17. “The New Year” (Transatlanticism, 2003)

My Indiecast cohost Steven Hyden is on the record as a Death Cab agnostic and I’d wager they lost him by violating his cardinal rule of sequencing: S1T1 has to be a banger. Meanwhile, Death Cab For Cutie have made eight albums that begin with a slow and steady plot exposition and only one that comes rushing out of the gate – and even “The New Year” takes a few seconds to fade in before letting off its sparkler bomb chords, acknowledging the stratospheric expectations borne of The Postal Service’s Give Up and meeting them with their most emphatic album. Though “The New Year” also begins with Gibbard’s most quoted line (“so this is the new year and I don’t feel any different”), his malaise ends right then and there. The arrangement of wandering lead guitar and skittering hi-hats sounds unmoored, almost anti-gravity, the feeling of casting off inhibitions to get dressed up and a little too drunk, to lose yourself amongst the crowd, to feel anything different. Notice by the final verse, he’s changed the line to “so this is the new year,” full stop — an earnest wish for change kicking off the album that would change everything for Death Cab.

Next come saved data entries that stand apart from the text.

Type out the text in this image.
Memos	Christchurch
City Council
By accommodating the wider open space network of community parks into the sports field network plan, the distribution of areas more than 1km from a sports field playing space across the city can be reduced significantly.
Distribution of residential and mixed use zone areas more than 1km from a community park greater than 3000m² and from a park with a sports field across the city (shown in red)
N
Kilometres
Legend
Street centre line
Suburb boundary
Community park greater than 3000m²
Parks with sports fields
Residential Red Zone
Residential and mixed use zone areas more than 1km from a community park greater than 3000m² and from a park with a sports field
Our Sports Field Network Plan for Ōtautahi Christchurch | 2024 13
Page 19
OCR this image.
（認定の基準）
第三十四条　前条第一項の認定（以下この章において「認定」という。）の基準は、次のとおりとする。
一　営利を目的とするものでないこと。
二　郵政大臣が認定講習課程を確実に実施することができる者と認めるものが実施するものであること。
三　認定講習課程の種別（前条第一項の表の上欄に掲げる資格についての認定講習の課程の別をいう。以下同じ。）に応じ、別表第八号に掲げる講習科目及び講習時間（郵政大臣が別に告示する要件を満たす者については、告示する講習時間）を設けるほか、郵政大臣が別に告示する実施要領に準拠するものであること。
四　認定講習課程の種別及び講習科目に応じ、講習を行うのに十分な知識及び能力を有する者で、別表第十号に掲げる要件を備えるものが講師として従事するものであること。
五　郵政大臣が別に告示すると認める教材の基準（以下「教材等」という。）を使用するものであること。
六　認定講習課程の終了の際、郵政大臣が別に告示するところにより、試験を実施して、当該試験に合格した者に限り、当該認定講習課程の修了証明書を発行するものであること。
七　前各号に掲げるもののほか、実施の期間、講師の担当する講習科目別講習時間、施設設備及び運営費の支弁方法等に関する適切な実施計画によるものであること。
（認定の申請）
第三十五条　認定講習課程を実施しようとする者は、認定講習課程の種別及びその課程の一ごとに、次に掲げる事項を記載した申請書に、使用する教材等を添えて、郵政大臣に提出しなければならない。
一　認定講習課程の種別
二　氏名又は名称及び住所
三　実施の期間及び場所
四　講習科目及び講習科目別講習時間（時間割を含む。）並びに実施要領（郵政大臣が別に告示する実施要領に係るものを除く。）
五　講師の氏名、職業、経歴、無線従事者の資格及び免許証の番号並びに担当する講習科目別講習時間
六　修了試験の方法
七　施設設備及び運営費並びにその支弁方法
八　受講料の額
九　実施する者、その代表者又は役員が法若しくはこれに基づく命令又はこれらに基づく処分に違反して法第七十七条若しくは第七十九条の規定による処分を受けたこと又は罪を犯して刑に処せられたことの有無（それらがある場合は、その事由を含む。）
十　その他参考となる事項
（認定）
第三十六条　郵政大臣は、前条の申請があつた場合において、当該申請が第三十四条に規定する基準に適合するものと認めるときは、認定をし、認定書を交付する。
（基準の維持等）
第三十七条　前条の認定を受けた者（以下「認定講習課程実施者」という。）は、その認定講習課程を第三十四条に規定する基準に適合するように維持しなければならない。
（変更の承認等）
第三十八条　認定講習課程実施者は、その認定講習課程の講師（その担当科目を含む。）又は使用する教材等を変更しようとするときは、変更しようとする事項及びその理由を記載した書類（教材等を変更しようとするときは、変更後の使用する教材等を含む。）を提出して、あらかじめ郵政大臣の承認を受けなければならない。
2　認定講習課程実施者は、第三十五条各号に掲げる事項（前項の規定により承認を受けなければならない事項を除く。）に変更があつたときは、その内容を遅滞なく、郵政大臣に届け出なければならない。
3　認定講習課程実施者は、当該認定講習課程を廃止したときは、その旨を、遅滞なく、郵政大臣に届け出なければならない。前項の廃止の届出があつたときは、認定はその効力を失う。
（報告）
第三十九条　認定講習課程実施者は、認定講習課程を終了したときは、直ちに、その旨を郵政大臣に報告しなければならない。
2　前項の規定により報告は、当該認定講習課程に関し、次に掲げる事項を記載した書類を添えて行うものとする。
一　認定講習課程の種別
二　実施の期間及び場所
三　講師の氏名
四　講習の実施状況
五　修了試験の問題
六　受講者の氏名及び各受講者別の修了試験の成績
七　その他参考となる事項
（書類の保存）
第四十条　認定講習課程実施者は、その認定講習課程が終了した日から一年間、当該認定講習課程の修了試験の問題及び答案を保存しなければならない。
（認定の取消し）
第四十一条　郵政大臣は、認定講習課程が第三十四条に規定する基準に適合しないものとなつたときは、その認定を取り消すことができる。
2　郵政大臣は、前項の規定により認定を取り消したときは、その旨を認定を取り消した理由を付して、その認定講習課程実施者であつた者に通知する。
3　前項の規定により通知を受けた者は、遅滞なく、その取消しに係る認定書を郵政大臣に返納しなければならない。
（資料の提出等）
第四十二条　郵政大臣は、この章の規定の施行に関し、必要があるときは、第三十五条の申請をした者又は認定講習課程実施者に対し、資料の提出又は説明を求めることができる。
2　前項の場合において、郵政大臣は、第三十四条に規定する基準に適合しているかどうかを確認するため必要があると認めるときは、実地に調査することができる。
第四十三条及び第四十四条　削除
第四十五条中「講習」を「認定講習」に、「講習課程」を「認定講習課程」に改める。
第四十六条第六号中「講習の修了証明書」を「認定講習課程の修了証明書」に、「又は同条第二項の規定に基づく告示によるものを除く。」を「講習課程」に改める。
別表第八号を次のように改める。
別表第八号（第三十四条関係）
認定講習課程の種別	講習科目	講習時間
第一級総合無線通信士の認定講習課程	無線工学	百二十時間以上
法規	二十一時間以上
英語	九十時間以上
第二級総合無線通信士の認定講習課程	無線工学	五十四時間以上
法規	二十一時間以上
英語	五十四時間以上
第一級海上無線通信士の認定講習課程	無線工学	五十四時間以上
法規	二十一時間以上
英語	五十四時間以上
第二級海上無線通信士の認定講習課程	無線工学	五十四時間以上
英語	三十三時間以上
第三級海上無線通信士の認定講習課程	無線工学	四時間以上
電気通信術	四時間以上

16. “Marching Bands Of Manhattan” (Plans, 2005)

As you’ve heard a billion times by now, there’s a crack in everything and that’s how the light gets in. Ben Gibbard would also argue that this is how the sadness gets in as well, and hey, maybe it’s both. “Marching Bands Of Manhattan” allows for both possibilities, a tribute to the glass-half-full and glass-half-empty types — or people who empty a glass as fast as possible and fill it up just as quickly. He imagines displays of larger-than-life devotion that he’ll never be able to promise, let alone deliver. Chris Walla’s production is majestic and expansive and Gibbard’s scope is no larger than a pinhole during the coda where they build and build without ever reaching a crescendo. There’s no better way to open Plans, an objective triumph as their wildly successful major-label debut and also the saddest album they’ve ever made.

15. “Line Of Best Fit” (Something About Airplanes, 1998)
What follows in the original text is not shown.